Baghdad: Massive blaze in intensive care unit of Covid ward kills 82
A catastrophic fire that broke out in an intensive care unit of a Baghdad hospital tending to severe coronavirus patients has killed 82 people and injured 110, Iraq's Interior Ministry said.
Negligence on the part of hospital authorities has been blamed for the fire on Saturday night.
Initial reports suggested it was caused when an oxygen cylinder exploded in the ward of Ibn al-Khatib hospital.
Iraq’s prime minister Mustafa al-Kadhimi fired key hospital officials hours after the incident.
Among the dead were at least 28 patients on ventilators battling severe symptoms of the virus, tweeted Ali al-Bayati, a spokesman of the country’s independent Human Rights Commission.
Firefighters rushed to battle the flames that raged across the second floor of the hospital. Civil defence teams put out flames until the early hours of the morning.
Ambulances transported dozens of wounded. The Health Ministry said at least 200 people were rescued from the scene.
Doctors at the scene were frazzled by the chaos unfolding around them. They said numerous burned bodies were carried out by paramedics from the hospital floor.
"I don’t know how many victims there are, there are so many burned bodies all over the place,” said Dr Sabah al-Kuzaie at the scene.
There were at least 120 patients in the hospital at the time of the fire, a doctor at the hospital said.
By midday on Sunday, relatives were still searching anxiously for unaccounted loved ones.
A statement from the Health Ministry and al-Kadhimi's office named the fired officials as director-general of the Baghdad Health Department in the al-Rusafa area and the director of Ibh al-Khatib Hospital and its director of engineering and maintenance.
After the fire first broke out, Al-Khadhimi held an emergency meeting at the headquarters of the Baghdad Operations Command, which coordinates Iraqi security forces, according to a statement on his Twitter account.
In the meeting he said the incident amounted to negligence.

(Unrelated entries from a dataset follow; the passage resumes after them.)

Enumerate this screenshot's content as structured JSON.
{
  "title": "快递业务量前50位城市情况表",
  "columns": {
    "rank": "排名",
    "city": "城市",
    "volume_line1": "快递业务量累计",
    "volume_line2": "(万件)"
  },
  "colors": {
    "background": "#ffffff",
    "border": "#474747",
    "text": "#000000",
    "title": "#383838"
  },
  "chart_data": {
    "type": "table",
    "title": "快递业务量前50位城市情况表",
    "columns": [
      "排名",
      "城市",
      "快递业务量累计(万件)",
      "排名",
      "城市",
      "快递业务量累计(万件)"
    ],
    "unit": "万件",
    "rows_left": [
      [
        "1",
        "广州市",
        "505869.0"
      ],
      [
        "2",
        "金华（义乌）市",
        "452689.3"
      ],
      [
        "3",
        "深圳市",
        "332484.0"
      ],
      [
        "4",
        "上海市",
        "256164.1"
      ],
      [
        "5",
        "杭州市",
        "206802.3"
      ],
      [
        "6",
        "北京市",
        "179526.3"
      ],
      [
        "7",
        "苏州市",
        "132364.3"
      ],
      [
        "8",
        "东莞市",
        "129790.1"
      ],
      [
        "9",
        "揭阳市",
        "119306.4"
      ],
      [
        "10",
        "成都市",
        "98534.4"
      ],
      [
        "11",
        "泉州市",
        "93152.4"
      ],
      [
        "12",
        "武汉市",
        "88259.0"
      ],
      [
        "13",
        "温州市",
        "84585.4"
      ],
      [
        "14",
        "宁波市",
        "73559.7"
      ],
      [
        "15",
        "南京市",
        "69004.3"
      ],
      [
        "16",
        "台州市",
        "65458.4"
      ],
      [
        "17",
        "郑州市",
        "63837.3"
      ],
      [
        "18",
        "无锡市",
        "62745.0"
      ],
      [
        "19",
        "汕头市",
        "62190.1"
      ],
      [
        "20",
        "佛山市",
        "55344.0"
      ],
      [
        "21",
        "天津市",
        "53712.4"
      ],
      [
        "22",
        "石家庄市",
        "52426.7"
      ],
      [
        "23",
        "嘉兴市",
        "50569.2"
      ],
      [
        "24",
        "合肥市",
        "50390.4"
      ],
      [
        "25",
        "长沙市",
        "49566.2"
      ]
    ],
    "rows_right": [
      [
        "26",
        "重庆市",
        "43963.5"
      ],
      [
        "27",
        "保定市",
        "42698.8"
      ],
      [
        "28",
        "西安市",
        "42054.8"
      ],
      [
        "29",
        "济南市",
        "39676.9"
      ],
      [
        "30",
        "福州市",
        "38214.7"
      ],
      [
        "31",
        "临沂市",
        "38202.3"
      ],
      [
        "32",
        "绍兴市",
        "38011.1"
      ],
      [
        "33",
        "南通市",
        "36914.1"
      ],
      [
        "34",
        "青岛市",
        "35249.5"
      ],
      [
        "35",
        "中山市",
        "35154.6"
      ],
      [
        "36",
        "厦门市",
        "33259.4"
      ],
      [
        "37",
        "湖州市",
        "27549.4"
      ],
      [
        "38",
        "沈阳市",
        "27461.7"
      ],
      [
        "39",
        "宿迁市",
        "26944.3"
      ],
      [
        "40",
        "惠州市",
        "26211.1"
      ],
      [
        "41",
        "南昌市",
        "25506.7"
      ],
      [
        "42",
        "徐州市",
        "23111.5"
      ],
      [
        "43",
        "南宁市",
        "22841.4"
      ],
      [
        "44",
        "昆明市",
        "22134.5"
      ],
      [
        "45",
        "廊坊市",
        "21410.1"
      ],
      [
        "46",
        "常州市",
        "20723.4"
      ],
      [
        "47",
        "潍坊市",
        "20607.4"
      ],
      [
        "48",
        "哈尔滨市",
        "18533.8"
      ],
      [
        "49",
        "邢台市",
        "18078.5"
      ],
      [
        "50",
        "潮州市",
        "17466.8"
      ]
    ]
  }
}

"Negligence in such matters is not a mistake, but a crime for which all negligent parties must bear responsibility," he said.
He gave Iraqi authorities 24 hours to present the results of an investigation.
The fire came as Iraq grapples with a severe second wave of the coronavirus pandemic.
Daily virus cases now average around 8,000, the highest since Iraq began recording infection rates early last year.
At least 15,200 people have died of coronavirus in Iraq among a total of at least 100,000 confirmed cases.
The government is urging the public to get vaccinated, but demand has been low due to widespread mistrust of the health care system and the vaccines in particular.
UN envoy to Iraq Jeannine Hennis-Plasschaert expressed “shock and pain” over the incident in a statement and called for stronger protection measures in hospitals.